Hollyoak’s Annie Wallace told the crowd: “What we are, are a bunch of individuals who are sick and tired of being pressured, bullied, one of the most marginalised and victimised communities on the planet.”

“…we thought we were making progress up to a certain point 6 years ago, until this backlash.”

Annie Wallace speaking to the protesters in Manchester

Talking to protesters, there was a palpable sense of betrayal. One journalism student I talked to noted that the BBC used to hold a special place in their heart as they were taught that the BBC Current Affairs department was the gold standard in journalism. They told me they no longer believed that. This was a sentiment I kept hearing throughout the protest.

The speakers did not just talk about the BBC News article, the subjects were diverse (it turns out trans people have a lot to complain about). Topics touched on included the platforming of the LGB Alliance by the UK media, issues accessing gender affirming healthcare and the rise in transphobic hate crimes over the last five years. But there was just as many speakers expressing messages of positivity and hope including this from one trans woman of colour who stepped up to the megaphone:

“Being a trans woman and being a trans woman of colour, when I see stuff like this, it really makes me angry and it really makes me want to stand up because the more visible we are, the more we are prone to this kind of horrendous behaviour, and it just won’t stand and we need to remember that together, collectively, and im not just talking about trans people I am talking about trans allies as well, together we are unstoppable. And I want everyone to know that when I look out at all of you I see nothing but beauty, I see nothing but strength, I see nothing but courage. And that is what they are all afraid of, so they will keep back but we are going to pushback even harder.”

The protest outside BBC’s Broadcasting House in London (06/11/21) held very similar sentiments. Again, several protesters told me they felt betrayed by BBC News whose transphobic sentiments have only become more and more prominent over the past 18 months.

I counted roughly 80-90 protesters in attendance. Many told me this was their first protest but they felt that now was the time to start ‘getting involved’. The clear escalation in transphobic rhetoric (as well as the many, many revelations of shoddy journalism that have since emerged) has clearly lit a fire under many in our community.

Yes that is them. And yes, I did get a quick interview with them. But that will come out later.

Natacha Kennedy, an academic at London’s Goldsmiths University told me: “I came here because I’m so totally outraged by the way (the BBC) have done all of this, it’s not news, it is propaganda, it’s hate propaganda.

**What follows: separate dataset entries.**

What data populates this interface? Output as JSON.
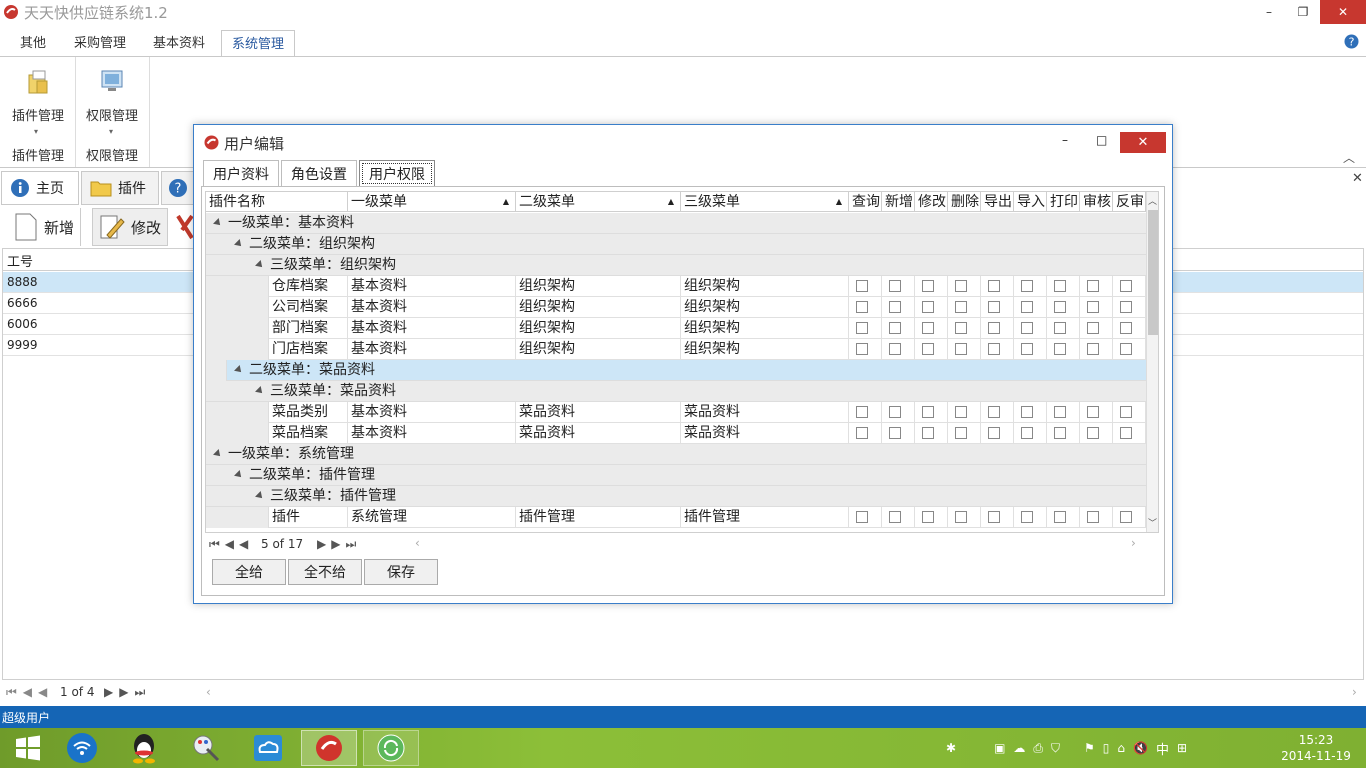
{
  "app": {
    "title": "天天快供应链系统1.2"
  },
  "ribbon": {
    "tabs": [
      "其他",
      "采购管理",
      "基本资料",
      "系统管理"
    ],
    "active_tab": "系统管理",
    "groups": [
      {
        "button": "插件管理",
        "group_label": "插件管理",
        "icon": "plugin-icon"
      },
      {
        "button": "权限管理",
        "group_label": "权限管理",
        "icon": "monitor-icon"
      }
    ]
  },
  "doc_tabs": [
    {
      "label": "主页",
      "icon": "info-icon"
    },
    {
      "label": "插件",
      "icon": "folder-icon"
    },
    {
      "label": "",
      "icon": "help-icon"
    }
  ],
  "toolbar": {
    "new_label": "新增",
    "edit_label": "修改"
  },
  "left_grid": {
    "header": "工号",
    "rows": [
      "8888",
      "6666",
      "6006",
      "9999"
    ],
    "pager": "1 of 4"
  },
  "status": {
    "user": "超级用户"
  },
  "dialog": {
    "title": "用户编辑",
    "tabs": [
      "用户资料",
      "角色设置",
      "用户权限"
    ],
    "active_tab": "用户权限",
    "columns": [
      "插件名称",
      "一级菜单",
      "二级菜单",
      "三级菜单",
      "查询",
      "新增",
      "修改",
      "删除",
      "导出",
      "导入",
      "打印",
      "审核",
      "反审"
    ],
    "groups": {
      "l1_basic": "一级菜单：基本资料",
      "l2_org": "二级菜单：组织架构",
      "l3_org": "三级菜单：组织架构",
      "l2_dish": "二级菜单：菜品资料",
      "l3_dish": "三级菜单：菜品资料",
      "l1_sys": "一级菜单：系统管理",
      "l2_plugin": "二级菜单：插件管理",
      "l3_plugin": "三级菜单：插件管理"
    },
    "rows": [
      {
        "name": "仓库档案",
        "m1": "基本资料",
        "m2": "组织架构",
        "m3": "组织架构"
      },
      {
        "name": "公司档案",
        "m1": "基本资料",
        "m2": "组织架构",
        "m3": "组织架构"
      },
      {
        "name": "部门档案",
        "m1": "基本资料",
        "m2": "组织架构",
        "m3": "组织架构"
      },
      {
        "name": "门店档案",
        "m1": "基本资料",
        "m2": "组织架构",
        "m3": "组织架构"
      },
      {
        "name": "菜品类别",
        "m1": "基本资料",
        "m2": "菜品资料",
        "m3": "菜品资料"
      },
      {
        "name": "菜品档案",
        "m1": "基本资料",
        "m2": "菜品资料",
        "m3": "菜品资料"
      },
      {
        "name": "插件",
        "m1": "系统管理",
        "m2": "插件管理",
        "m3": "插件管理"
      }
    ],
    "pager": "5 of 17",
    "buttons": {
      "give_all": "全给",
      "give_none": "全不给",
      "save": "保存"
    }
  },
  "taskbar": {
    "time": "15:23",
    "date": "2014-11-19",
    "ime": "中"
  },
  "colors": {
    "accent": "#1565b5",
    "close": "#c7372f",
    "selection": "#cde6f7",
    "taskbar": "#8cbf38"
  }
}
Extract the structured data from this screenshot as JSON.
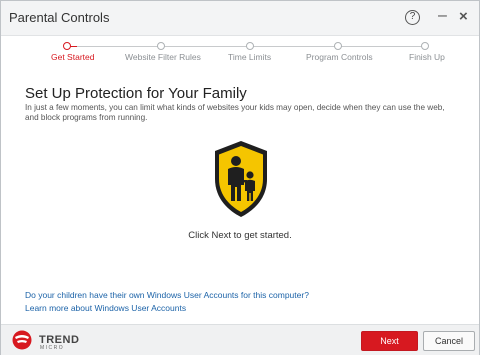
{
  "window": {
    "title": "Parental Controls"
  },
  "titlebar": {
    "help_glyph": "?",
    "minimize_glyph": "–",
    "close_glyph": "×"
  },
  "steps": [
    {
      "label": "Get Started",
      "active": true
    },
    {
      "label": "Website Filter Rules",
      "active": false
    },
    {
      "label": "Time Limits",
      "active": false
    },
    {
      "label": "Program Controls",
      "active": false
    },
    {
      "label": "Finish Up",
      "active": false
    }
  ],
  "main": {
    "heading": "Set Up Protection for Your Family",
    "description": "In just a few moments, you can limit what kinds of websites your kids may open, decide when they can use the web, and block programs from running.",
    "illustration_icon": "family-shield-icon",
    "hint": "Click Next to get started.",
    "links": [
      "Do your children have their own Windows User Accounts for this computer?",
      "Learn more about Windows User Accounts"
    ]
  },
  "footer": {
    "brand_top": "TREND",
    "brand_bottom": "MICRO",
    "next_label": "Next",
    "cancel_label": "Cancel"
  },
  "colors": {
    "accent": "#d71920",
    "shield_yellow": "#f5c500",
    "shield_dark": "#1f1f1f",
    "link": "#1c63a8"
  }
}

Particularly because they are beaming it at Brazil which is where the largest number of trans murders take place every year consistently.”

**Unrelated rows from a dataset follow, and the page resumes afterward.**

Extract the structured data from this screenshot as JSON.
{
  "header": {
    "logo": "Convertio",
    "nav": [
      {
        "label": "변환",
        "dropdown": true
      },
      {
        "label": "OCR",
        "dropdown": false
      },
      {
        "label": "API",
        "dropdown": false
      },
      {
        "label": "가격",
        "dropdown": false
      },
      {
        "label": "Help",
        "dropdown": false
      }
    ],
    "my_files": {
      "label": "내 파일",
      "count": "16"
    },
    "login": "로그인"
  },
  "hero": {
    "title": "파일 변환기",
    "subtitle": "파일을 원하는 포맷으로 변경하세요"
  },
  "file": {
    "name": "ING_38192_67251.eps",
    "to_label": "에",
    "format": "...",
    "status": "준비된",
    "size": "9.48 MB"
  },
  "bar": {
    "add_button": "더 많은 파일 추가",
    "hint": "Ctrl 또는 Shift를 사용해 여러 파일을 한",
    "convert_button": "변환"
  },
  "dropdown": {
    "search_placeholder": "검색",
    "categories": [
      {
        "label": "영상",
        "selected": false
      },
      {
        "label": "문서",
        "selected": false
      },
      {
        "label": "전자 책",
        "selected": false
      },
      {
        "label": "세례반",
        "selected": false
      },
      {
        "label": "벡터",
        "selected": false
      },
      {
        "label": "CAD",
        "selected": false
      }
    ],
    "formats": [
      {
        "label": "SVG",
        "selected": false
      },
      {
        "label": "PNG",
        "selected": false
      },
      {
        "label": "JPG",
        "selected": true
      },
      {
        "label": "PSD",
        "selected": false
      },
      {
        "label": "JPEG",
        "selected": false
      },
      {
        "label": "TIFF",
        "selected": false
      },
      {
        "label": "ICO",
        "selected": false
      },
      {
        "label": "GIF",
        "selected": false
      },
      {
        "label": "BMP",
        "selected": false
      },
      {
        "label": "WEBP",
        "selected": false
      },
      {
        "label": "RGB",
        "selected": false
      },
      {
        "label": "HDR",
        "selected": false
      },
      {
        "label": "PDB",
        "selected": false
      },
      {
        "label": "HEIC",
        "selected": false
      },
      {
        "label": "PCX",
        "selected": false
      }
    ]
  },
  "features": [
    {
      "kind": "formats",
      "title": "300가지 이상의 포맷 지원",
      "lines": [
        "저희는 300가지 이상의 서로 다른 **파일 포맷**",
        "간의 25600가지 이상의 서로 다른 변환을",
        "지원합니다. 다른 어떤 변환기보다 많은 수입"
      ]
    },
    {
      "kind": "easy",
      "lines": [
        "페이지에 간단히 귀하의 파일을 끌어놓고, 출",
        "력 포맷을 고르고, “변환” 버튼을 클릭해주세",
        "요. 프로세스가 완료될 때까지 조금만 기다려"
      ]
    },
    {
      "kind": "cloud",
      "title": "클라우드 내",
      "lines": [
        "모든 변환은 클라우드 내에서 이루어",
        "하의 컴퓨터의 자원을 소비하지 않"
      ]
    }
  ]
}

“But I also think, and I am really passionate about this, the media needs to platform more trans people. This sort of stuff would be pulled apart by any half decent trans journalist.”

This trans journalist agrees.

A non-binary protester, who chose to remain anonymous, told me about how the BBC has form when it comes to platforming transphobia:

“I’m here because I am pretty old in non-binary terms and the BBC is even older than me and I remember the kind of start of the moral panic around trans issues and I remember standing outside the BBC then in 2007 and protesting the fact that they’d given a show to Julie Bindel to talk about her views on…”sex change surgery” and I thought that this was a ridiculous lapse and they are still doing it…I’m sorry to be back here.”

At the time of writing, the BBC has yet to take any further action in regards to the article but it is safe to say that the transgender community are not done yet. Another protest has been scheduled outside BBC’s headquarters in Brighton next Saturday (and I will write up the details of that protest very soon) but if you only take one thing away from this, let it be the fact for many trans people this was very much a ‘final straw’ moment and the BBC are going to be hearing a hell of a lot more from trans people over the coming weeks.